Synthetic RCT

Improving Sampling and Generalizability in Field Experiments using Targeted Multi-Mode Convenience Samples and MRP
Randomized control trials have the potential to significantly advance policy goals and our understanding of human behavior. Our contribution to this enterprise is to suggest strategies for improving the generalizability of these experimental trials. The approach we propose integrates six crucial elements: 1) a digital stratification frame of Ghana; 2) a geo-coded corpus of human survey respondents; 3) an initial non-representative online RCT conducted in Ghana; 4) Multi-level Regression Post-stratification (MrP); 5) RCT with ChatGPT synthetic subjects; 6) an active learning algorithm that guides supplemental data collection. The method allows researchers to target specific geolocations where supplemental data collection will significantly improve their ability to generalize the results of estimated experimental treatment effects. This is a work in progress and we expect to implements to the method as we complete a series of RCTs over the course of the year.

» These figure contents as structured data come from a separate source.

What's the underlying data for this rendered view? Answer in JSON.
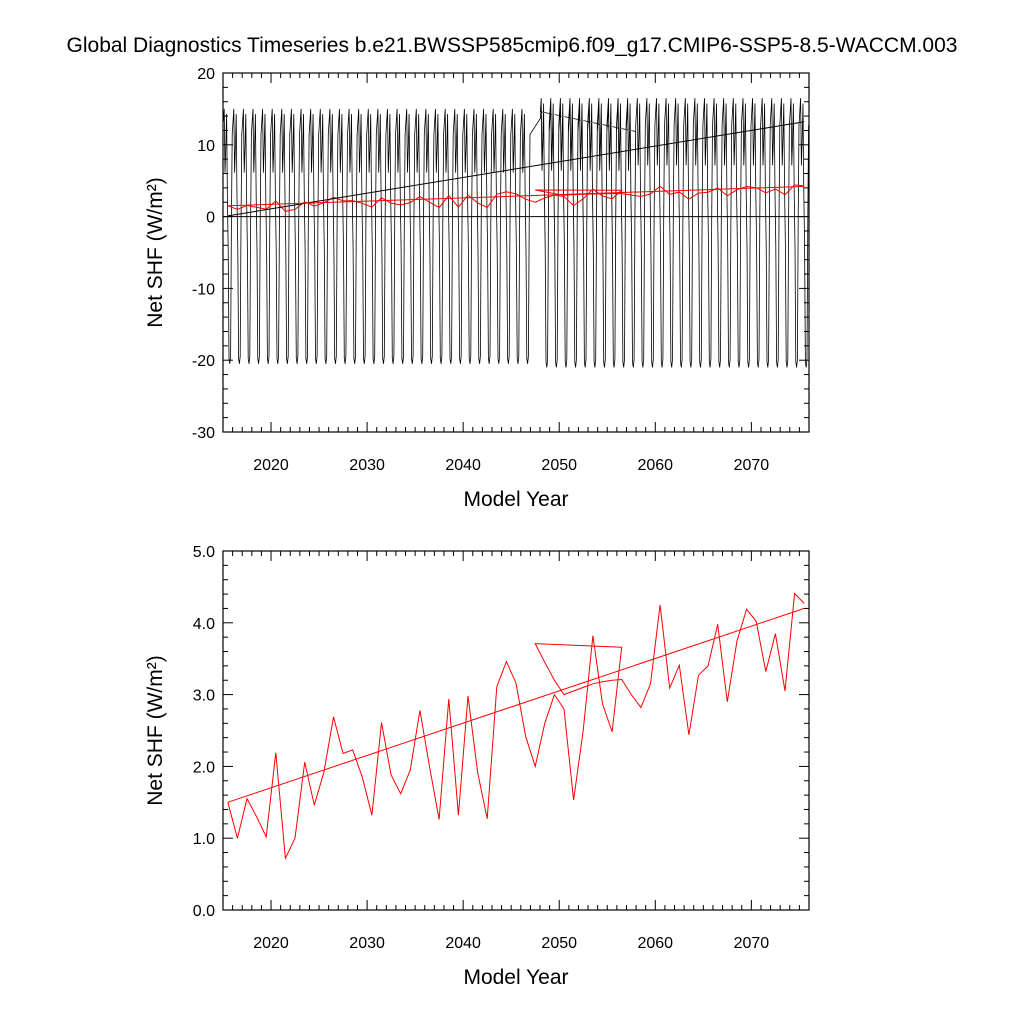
{
  "title": "Global Diagnostics Timeseries b.e21.BWSSP585cmip6.f09_g17.CMIP6-SSP5-8.5-WACCM.003",
  "colors": {
    "monthly": "#000000",
    "annual": "#ff0000",
    "axis": "#000000"
  },
  "chart_data": [
    {
      "type": "line",
      "xlabel": "Model Year",
      "ylabel": "Net SHF (W/m²)",
      "xlim": [
        2015,
        2076
      ],
      "ylim": [
        -30,
        20
      ],
      "x_ticks": [
        2020,
        2030,
        2040,
        2050,
        2060,
        2070
      ],
      "y_ticks": [
        -30,
        -20,
        -10,
        0,
        10,
        20
      ],
      "y_tick_labels": [
        "-30",
        "-20",
        "-10",
        "0",
        "10",
        "20"
      ],
      "reference_line": 0,
      "series": [
        {
          "kind": "monthly",
          "color": "#000000",
          "segments": [
            {
              "start_year": 2015,
              "years": 32,
              "summer_max": 15,
              "winter_min": -20.5
            },
            {
              "start_year": 2048,
              "years": 10,
              "summer_max": 15.5,
              "winter_min": -21
            },
            {
              "start_year": 2048,
              "years": 28,
              "summer_max": 16.5,
              "winter_min": -21
            }
          ]
        },
        {
          "kind": "annual",
          "color": "#ff0000",
          "x": [
            2015.5,
            2016.5,
            2017.5,
            2018.5,
            2019.5,
            2020.5,
            2021.5,
            2022.5,
            2023.5,
            2024.5,
            2025.5,
            2026.5,
            2027.5,
            2028.5,
            2029.5,
            2030.5,
            2031.5,
            2032.5,
            2033.5,
            2034.5,
            2035.5,
            2036.5,
            2037.5,
            2038.5,
            2039.5,
            2040.5,
            2041.5,
            2042.5,
            2043.5,
            2044.5,
            2045.5,
            2046.5,
            2047.5,
            2048.5,
            2049.5,
            2050.5,
            2051.5,
            2052.5,
            2053.5,
            2054.5,
            2055.5,
            2056.5,
            2056.5,
            2047.5,
            2048.5,
            2049.5,
            2050.5,
            2051.5,
            2052.5,
            2053.5,
            2054.5,
            2055.5,
            2056.5,
            2057.5,
            2058.5,
            2059.5,
            2060.5,
            2061.5,
            2062.5,
            2063.5,
            2064.5,
            2065.5,
            2066.5,
            2067.5,
            2068.5,
            2069.5,
            2070.5,
            2071.5,
            2072.5,
            2073.5,
            2074.5,
            2075.5
          ],
          "values": [
            1.5,
            1.0,
            1.55,
            1.3,
            1.02,
            2.19,
            0.72,
            1.0,
            2.06,
            1.46,
            1.92,
            2.69,
            2.18,
            2.23,
            1.85,
            1.32,
            2.61,
            1.88,
            1.62,
            1.95,
            2.78,
            2.0,
            1.26,
            2.94,
            1.32,
            2.98,
            1.92,
            1.27,
            3.11,
            3.46,
            3.16,
            2.42,
            2.0,
            2.6,
            3.0,
            2.8,
            1.53,
            2.5,
            3.82,
            2.87,
            2.48,
            3.66,
            3.66,
            3.71,
            3.45,
            3.2,
            3.0,
            3.05,
            3.1,
            3.15,
            3.18,
            3.2,
            3.21,
            3.0,
            2.82,
            3.15,
            4.25,
            3.09,
            3.41,
            2.44,
            3.27,
            3.4,
            3.98,
            2.9,
            3.75,
            4.19,
            4.02,
            3.32,
            3.85,
            3.05,
            4.41,
            4.27
          ]
        },
        {
          "kind": "trend-monthly",
          "color": "#000000",
          "x": [
            2015.5,
            2075.5
          ],
          "values": [
            0.1,
            13.2
          ]
        },
        {
          "kind": "trend-annual",
          "color": "#ff0000",
          "x": [
            2015.5,
            2075.5
          ],
          "values": [
            1.5,
            4.2
          ]
        }
      ]
    },
    {
      "type": "line",
      "xlabel": "Model Year",
      "ylabel": "Net SHF (W/m²)",
      "xlim": [
        2015,
        2076
      ],
      "ylim": [
        0,
        5
      ],
      "x_ticks": [
        2020,
        2030,
        2040,
        2050,
        2060,
        2070
      ],
      "y_ticks": [
        0,
        1,
        2,
        3,
        4,
        5
      ],
      "y_tick_labels": [
        "0.0",
        "1.0",
        "2.0",
        "3.0",
        "4.0",
        "5.0"
      ],
      "series": [
        {
          "kind": "annual",
          "color": "#ff0000",
          "ref": "panel0-annual"
        },
        {
          "kind": "trend-annual",
          "color": "#ff0000",
          "x": [
            2015.5,
            2075.5
          ],
          "values": [
            1.5,
            4.2
          ]
        }
      ]
    }
  ]
}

Artificially Intelligent RCT Pilot: Afro-Barometer and Candour II
This essay reports the results of preliminary efforts at understanding the performance of LLM models in predicting the behavior of human subjects in experimental settings. In particular, we focus on samples of humans who are likely to be under-represented in the training corpara and experiments that are extremely time-consuming, expensive, and have large policy implications for social welfare; vaccine uptake in the global south. On balance, the results are encouraging but there is room for considerable progress. In the case of the Afro-Barometer pilot study, the distribution of responses were similar for both LLMs and humans. But the LLM was unable to replicate the RCT treatment effects that we observed with humans in rural Ghana. The LLM model performed well in predicting the vaccination uptake for the persona created from subjects in the 16-country CANDOUR survey. Surprisingly, given the concerns about bias in LLM models, the LLM did poorly in predicting vaccination update by the American persona.